Ten Attributes of an Effective Strategy Development Process

Crafting strategy is not an easy task.  The process must be carefully thought out and constantly monitored.  A team approach works best.

  1. Provide a structured framework.  Use a strategy development framework that is logical and breaks what is essentially a complex task into manageable components.  Develop a framework that goes beyond the traditional three-part process of :
    • Where are we now?
    • Where do we want to get to?
    • How we want to get there?

    Instead, focus on factors external to, and internal to, the school, always asking the five fundamental strategic questions highlighted in an earlier section of this booklet.

  2. Build a strong planning team.  Any planning team should include a cross-section of stakeholders – people with balanced views, creative minds and questioning attitudes.  The best planning team comprises roughly seven or eight people.  This number provides sufficient diversity of opinion and is a containable number for meetings.
  3. Consult widely.  The art of strategy development is primarily the art of conversation.  Focus groups and surveys work well but regular conversations with people about the future direction of the school provide the richest data.
  4. Build an effective team process.  Employ approaches to planning that draw on the capabilities of each individual and combine the collective intelligence of the group.  Diversity is helpful.  Encourage debate.  Value people who challenge the ‘status quo’.
  5. Look for strongly developed strategic skills.  Ensure an understanding among team members of the core elements of strategy.
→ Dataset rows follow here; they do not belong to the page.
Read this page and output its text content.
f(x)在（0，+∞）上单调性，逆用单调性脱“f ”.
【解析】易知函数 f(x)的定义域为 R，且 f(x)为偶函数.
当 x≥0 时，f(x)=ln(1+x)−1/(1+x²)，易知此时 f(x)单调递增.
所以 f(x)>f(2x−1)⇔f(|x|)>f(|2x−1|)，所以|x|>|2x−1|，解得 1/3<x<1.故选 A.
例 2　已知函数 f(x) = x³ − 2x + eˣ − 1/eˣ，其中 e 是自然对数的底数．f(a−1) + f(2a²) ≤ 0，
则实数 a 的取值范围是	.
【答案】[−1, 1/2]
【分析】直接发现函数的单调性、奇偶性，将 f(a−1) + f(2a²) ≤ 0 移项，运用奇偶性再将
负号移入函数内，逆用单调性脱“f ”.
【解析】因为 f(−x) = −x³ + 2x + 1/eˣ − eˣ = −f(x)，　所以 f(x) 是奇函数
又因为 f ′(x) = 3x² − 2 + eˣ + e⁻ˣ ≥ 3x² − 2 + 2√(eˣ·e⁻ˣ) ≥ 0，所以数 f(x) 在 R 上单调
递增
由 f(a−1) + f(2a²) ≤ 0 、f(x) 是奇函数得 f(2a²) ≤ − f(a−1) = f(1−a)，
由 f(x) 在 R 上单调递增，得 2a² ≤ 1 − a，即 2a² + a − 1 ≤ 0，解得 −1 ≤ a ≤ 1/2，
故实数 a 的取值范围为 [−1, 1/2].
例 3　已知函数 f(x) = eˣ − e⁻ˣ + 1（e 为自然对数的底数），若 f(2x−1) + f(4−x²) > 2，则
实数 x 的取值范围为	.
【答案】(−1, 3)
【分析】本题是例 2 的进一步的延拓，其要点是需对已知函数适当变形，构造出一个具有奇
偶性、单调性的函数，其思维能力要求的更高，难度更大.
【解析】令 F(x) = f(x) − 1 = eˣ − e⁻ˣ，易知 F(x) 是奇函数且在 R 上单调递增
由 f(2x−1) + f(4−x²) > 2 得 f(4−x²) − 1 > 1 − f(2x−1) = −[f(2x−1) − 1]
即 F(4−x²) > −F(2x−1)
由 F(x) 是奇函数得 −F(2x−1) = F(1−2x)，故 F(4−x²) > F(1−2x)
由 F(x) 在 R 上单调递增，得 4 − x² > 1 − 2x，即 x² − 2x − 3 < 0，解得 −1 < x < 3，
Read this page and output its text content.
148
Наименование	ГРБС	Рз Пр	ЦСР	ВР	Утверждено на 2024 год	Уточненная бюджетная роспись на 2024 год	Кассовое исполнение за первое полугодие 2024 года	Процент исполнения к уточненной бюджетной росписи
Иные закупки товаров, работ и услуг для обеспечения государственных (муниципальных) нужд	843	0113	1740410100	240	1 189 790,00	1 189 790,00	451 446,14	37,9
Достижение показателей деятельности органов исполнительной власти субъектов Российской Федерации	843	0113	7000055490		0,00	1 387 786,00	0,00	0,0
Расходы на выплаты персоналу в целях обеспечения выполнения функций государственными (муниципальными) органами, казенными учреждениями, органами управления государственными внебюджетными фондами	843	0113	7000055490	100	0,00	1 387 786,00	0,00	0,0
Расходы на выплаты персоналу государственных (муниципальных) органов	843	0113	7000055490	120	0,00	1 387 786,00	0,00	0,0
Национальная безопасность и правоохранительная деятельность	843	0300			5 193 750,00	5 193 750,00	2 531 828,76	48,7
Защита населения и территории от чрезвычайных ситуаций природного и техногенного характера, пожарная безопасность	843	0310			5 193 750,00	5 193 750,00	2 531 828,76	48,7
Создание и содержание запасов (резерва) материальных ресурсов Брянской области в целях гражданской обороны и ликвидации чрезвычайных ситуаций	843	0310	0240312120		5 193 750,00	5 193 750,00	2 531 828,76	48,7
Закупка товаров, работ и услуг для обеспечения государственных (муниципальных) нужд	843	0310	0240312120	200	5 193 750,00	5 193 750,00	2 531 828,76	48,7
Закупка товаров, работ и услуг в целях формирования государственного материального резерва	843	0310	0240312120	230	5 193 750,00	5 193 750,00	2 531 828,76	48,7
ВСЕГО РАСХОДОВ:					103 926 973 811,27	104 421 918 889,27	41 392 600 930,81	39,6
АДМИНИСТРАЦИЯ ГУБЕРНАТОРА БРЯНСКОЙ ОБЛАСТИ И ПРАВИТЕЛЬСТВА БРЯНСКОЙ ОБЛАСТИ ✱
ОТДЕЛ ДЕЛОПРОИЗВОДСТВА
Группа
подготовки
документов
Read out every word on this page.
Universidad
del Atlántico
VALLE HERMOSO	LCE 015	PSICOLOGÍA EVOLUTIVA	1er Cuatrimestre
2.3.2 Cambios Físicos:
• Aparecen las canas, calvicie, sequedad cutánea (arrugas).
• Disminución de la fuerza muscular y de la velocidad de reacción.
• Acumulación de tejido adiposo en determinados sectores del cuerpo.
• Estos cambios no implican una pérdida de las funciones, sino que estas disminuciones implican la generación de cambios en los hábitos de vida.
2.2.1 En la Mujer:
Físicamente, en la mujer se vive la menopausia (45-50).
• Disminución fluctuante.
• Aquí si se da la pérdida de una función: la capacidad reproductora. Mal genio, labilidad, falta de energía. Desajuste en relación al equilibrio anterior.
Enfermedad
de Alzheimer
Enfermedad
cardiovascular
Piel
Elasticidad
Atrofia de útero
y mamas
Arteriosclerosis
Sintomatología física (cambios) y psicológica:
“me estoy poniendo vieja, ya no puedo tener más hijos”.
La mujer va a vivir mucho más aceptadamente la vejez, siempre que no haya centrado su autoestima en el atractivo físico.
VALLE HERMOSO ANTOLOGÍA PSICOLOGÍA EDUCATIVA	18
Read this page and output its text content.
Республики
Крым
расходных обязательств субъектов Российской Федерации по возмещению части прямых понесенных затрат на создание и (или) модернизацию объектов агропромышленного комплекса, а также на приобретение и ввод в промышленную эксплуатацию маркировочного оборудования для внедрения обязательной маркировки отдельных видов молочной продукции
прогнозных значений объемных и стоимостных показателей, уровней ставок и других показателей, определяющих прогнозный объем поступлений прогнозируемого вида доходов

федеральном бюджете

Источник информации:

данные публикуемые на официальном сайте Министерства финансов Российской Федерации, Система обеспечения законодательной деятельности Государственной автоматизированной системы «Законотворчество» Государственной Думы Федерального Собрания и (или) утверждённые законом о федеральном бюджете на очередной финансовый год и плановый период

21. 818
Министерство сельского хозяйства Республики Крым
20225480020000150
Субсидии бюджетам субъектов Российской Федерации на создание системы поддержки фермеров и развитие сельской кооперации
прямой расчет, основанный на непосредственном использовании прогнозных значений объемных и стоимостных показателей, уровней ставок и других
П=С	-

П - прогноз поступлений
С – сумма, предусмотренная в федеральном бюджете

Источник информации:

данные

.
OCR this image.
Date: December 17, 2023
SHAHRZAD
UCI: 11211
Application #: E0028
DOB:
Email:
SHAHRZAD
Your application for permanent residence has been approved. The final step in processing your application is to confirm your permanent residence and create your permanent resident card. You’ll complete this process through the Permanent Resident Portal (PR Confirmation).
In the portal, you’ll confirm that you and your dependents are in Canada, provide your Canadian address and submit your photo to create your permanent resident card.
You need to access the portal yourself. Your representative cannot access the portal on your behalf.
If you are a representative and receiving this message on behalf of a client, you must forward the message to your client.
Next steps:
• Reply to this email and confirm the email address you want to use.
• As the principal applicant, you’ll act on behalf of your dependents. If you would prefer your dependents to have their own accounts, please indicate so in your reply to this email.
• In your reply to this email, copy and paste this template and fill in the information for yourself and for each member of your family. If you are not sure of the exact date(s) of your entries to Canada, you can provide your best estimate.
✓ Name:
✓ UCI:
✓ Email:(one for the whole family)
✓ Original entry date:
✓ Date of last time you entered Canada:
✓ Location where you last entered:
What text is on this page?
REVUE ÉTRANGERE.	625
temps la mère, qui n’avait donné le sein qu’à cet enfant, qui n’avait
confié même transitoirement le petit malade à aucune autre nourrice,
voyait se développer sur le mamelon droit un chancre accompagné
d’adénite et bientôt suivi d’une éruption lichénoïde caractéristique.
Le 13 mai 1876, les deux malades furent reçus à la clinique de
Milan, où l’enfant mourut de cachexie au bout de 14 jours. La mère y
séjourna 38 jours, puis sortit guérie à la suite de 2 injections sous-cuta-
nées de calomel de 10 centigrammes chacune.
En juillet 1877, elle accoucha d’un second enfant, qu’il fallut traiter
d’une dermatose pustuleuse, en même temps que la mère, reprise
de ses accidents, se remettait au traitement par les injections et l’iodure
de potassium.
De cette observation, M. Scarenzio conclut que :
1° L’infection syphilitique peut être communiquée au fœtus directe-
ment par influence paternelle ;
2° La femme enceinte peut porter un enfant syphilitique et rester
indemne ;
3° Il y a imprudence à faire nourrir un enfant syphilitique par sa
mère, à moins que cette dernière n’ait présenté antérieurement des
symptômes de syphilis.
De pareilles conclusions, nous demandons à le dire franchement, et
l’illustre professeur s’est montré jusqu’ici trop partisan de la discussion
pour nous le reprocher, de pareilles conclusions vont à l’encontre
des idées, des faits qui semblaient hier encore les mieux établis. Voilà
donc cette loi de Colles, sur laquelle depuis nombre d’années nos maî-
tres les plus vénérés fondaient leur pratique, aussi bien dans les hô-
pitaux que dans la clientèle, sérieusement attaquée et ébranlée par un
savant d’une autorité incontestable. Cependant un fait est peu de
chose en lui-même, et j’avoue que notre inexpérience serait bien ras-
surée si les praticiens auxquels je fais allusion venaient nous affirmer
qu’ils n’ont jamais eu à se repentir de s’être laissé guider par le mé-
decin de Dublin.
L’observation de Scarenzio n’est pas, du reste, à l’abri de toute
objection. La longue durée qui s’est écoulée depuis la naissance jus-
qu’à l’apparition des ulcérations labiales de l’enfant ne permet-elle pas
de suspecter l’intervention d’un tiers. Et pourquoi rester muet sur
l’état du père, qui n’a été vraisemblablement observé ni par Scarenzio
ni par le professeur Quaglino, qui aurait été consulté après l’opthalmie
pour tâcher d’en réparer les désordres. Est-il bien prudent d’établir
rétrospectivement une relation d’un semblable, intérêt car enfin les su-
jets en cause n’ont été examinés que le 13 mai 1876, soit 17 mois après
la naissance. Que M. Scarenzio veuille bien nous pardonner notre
Ensure the focus is on strategic thinking not just strategic planning.  Encourage the ability to see beyond ‘what is’ to ‘what could be’; to see beyond today to envision tomorrow.  The ability to interpret data and recognise the implications of that data for the school is a key element in the team’s capabilities.
  6. Build a comprehensive database.  Provide the planning group with valid raw material to underpin and reinforce all strategic debates.  Do not supply so much data that the group suffers from ‘analysis paralysis’, but enough to be able to examine issues from all perspectives.
  7. Support and foster creativity.  Allow people to draw on ‘gut feel’ and intuition when necessary.  The capacity to combine seemingly unrelated ideas in order to create new initiatives is the key to creative solutions.
  8. Be diligent with time frames.  Time frames set aside for strategic planning processes can blow out.  Momentum can soon be lost and enthusiasm diminished.  Work to a project schedule that is reviewed regularly.  Ideally, a planning process should take around three to four months.
  9. Ensure that planning workshops are productive.  Too many planning workshops are ‘talk fests’.  Remind people in every workshop that they are there to make decisions, develop actions or agree on ‘open items’ that will need further exploration after the workshop.  There can be no other outcomes.
  10. Put sufficient organisational support behind the planning effort.  The commitment of top management, along with the resources to undertake the tasks as cost-effectively and efficiently as possible, is vital.  Financial and moral support for the process of planning is mandatory.